Ian McEwan é um dos meus autores favoritos, um escritor inglês capaz de fazer parecer plausíveis os enredos mais macabros e de ressaltar o aspecto sinistro e inquietante de cenas aparentemente mundanas. Basta dizer que se estreou como escritor de romances com o livro O Jardim de Cimento (1978), que envolve, sem revelar demasiado a trama, cadáveres escondidos por crianças e um toque de incesto. Nos seus romances subsequentes, McEwan mudou um pouco o seu foco, sendo agora conhecido por escolher para seus protagonistas personagens da “primeira classe” – juízes, engenheiras, damas da alta sociedade.

O seu romance mais famoso é Expiação (2001), adaptado ao cinema em 2007 num filme com a Keira Knightley e o James McAvoy, vencedor de um Oscar e nomeado para seis outros. Todos os romances de McEwan caem dentro de um padrão semelhante – personagens com as quais é fácil relacionarmo-nos, com vidas normais, com algum sucesso; um súbito surgimento de acontecimentos bizarros, de comportamentos humanos aparentemente inexplicáveis; as reacções a e racionalizações sobre estes eventos.
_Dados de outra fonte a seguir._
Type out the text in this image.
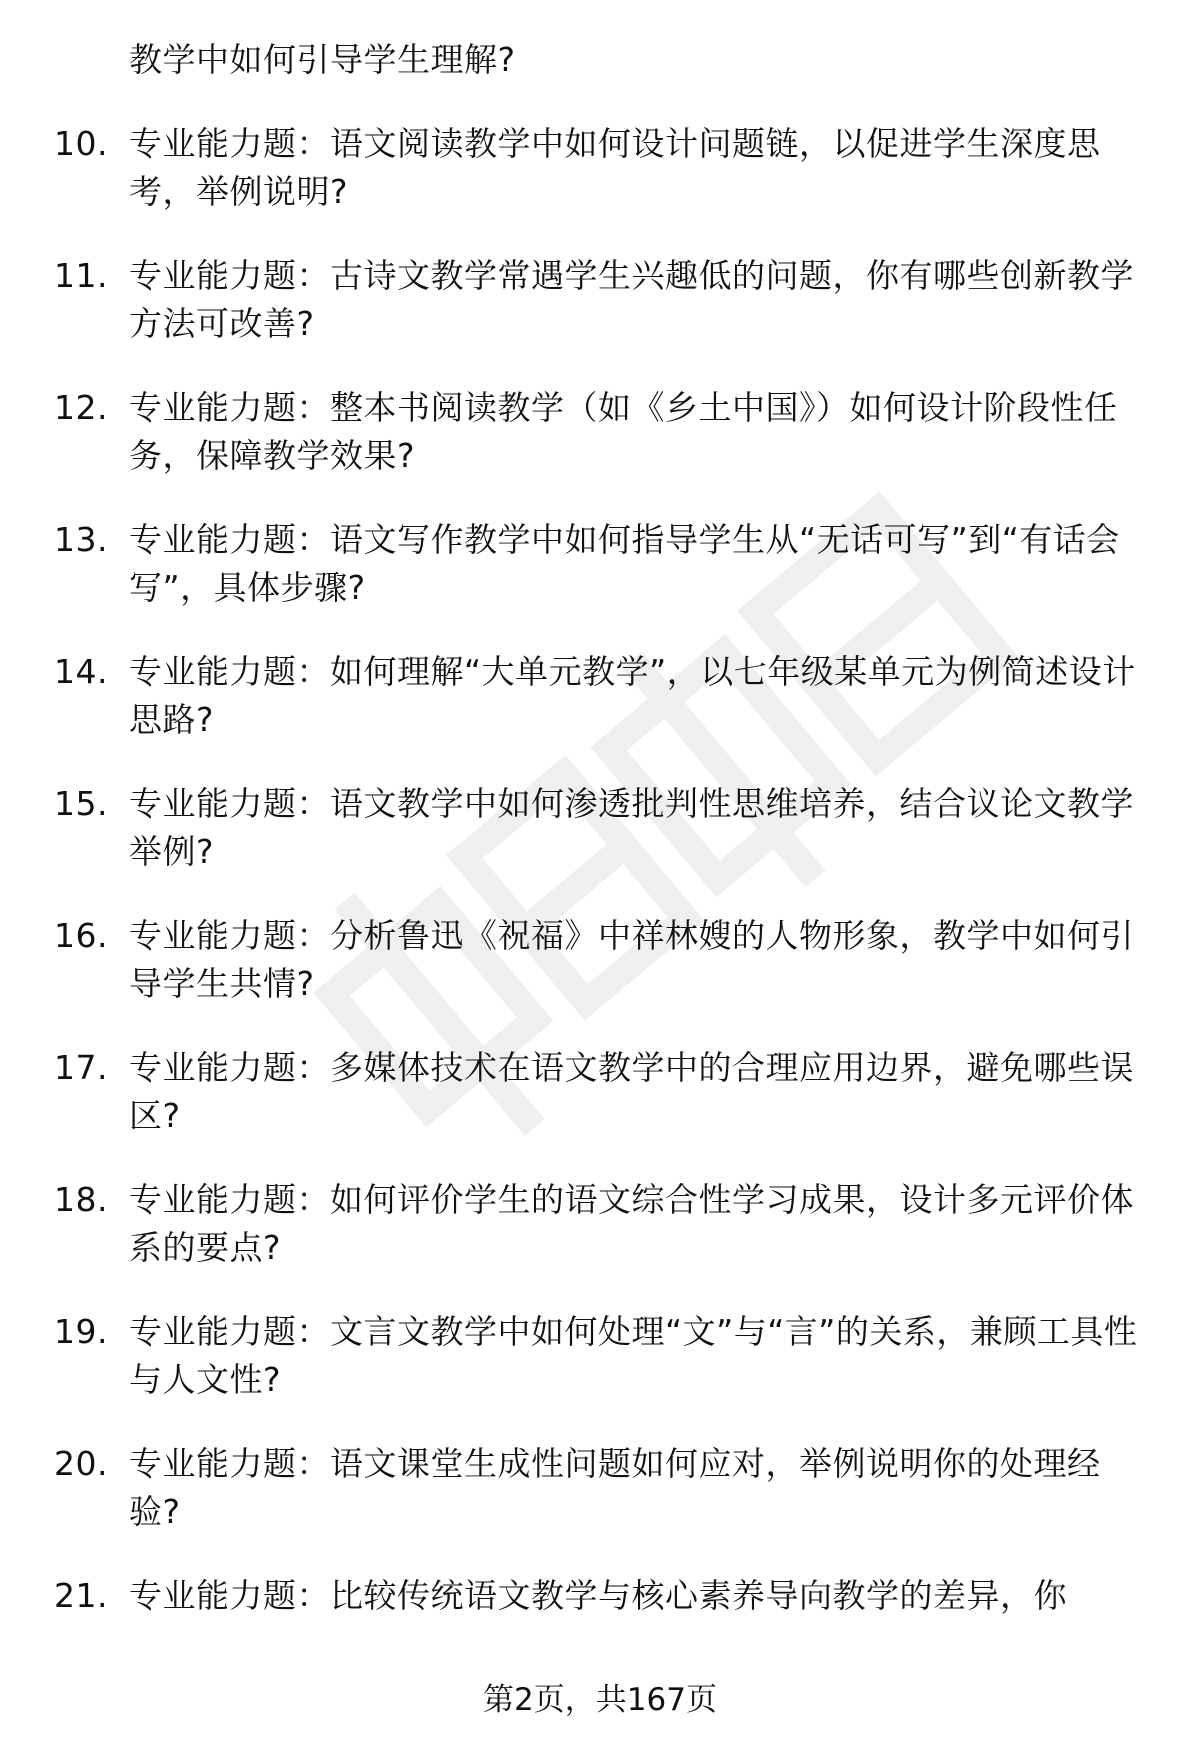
教学中如何引导学生理解?
10. 专业能力题：语文阅读教学中如何设计问题链，以促进学生深度思考，举例说明?
11. 专业能力题：古诗文教学常遇学生兴趣低的问题，你有哪些创新教学方法可改善?
12. 专业能力题：整本书阅读教学（如《乡土中国》）如何设计阶段性任务，保障教学效果?
13. 专业能力题：语文写作教学中如何指导学生从“无话可写”到“有话会写”，具体步骤?
14. 专业能力题：如何理解“大单元教学”，以七年级某单元为例简述设计思路?
15. 专业能力题：语文教学中如何渗透批判性思维培养，结合议论文教学举例?
16. 专业能力题：分析鲁迅《祝福》中祥林嫂的人物形象，教学中如何引导学生共情?
17. 专业能力题：多媒体技术在语文教学中的合理应用边界，避免哪些误区?
18. 专业能力题：如何评价学生的语文综合性学习成果，设计多元评价体系的要点?
19. 专业能力题：文言文教学中如何处理“文”与“言”的关系，兼顾工具性与人文性?
20. 专业能力题：语文课堂生成性问题如何应对，举例说明你的处理经验?
21. 专业能力题：比较传统语文教学与核心素养导向教学的差异，你
第2页，共167页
O novo romance de McEwan, In a Nutshell, será publicado em breve.

Ian-McEwan

Publicado em Agosto de 2012, Mel distingue-se das outras obras recentes de Ian McEwan pela temática. Este livro é uma história de espiões passada nos anos ’70 numa Inglaterra que lidava com uma dura crise económica e com repetidas greves de mineiros. Serena Frome, a protagonista, é filha de um severo bispo anglicano. Devido a ter demonstrado talento para a matemática, vai para a Universidade de Cambridge, mas a sua prestação académica não é muito boa. Um professor (casado) com o qual namora na Universidade arranja-lhe um trabalho no MI5, a organização de espionagem inglesa paralela ao mais conhecido MI6. É um trabalho pacato: Serena dactilografa e arquiva documentos todo o dia. À noite, faz a única coisa para a qual tem talento: ler. Lê pilhas e pilhas de romances, sem se importar com a sua qualidade ou fama. Tudo muda quando é escolhida para participar como espiã na Operação Mel, através da qual se irão financiar artistas para produzirem obras contra o comunismo soviético. Serena conhece Thomas Haley, um autor jovem e fascinante.

O livro acaba  por se transformar, em certos pontos, numa reflexão sobre a literatura.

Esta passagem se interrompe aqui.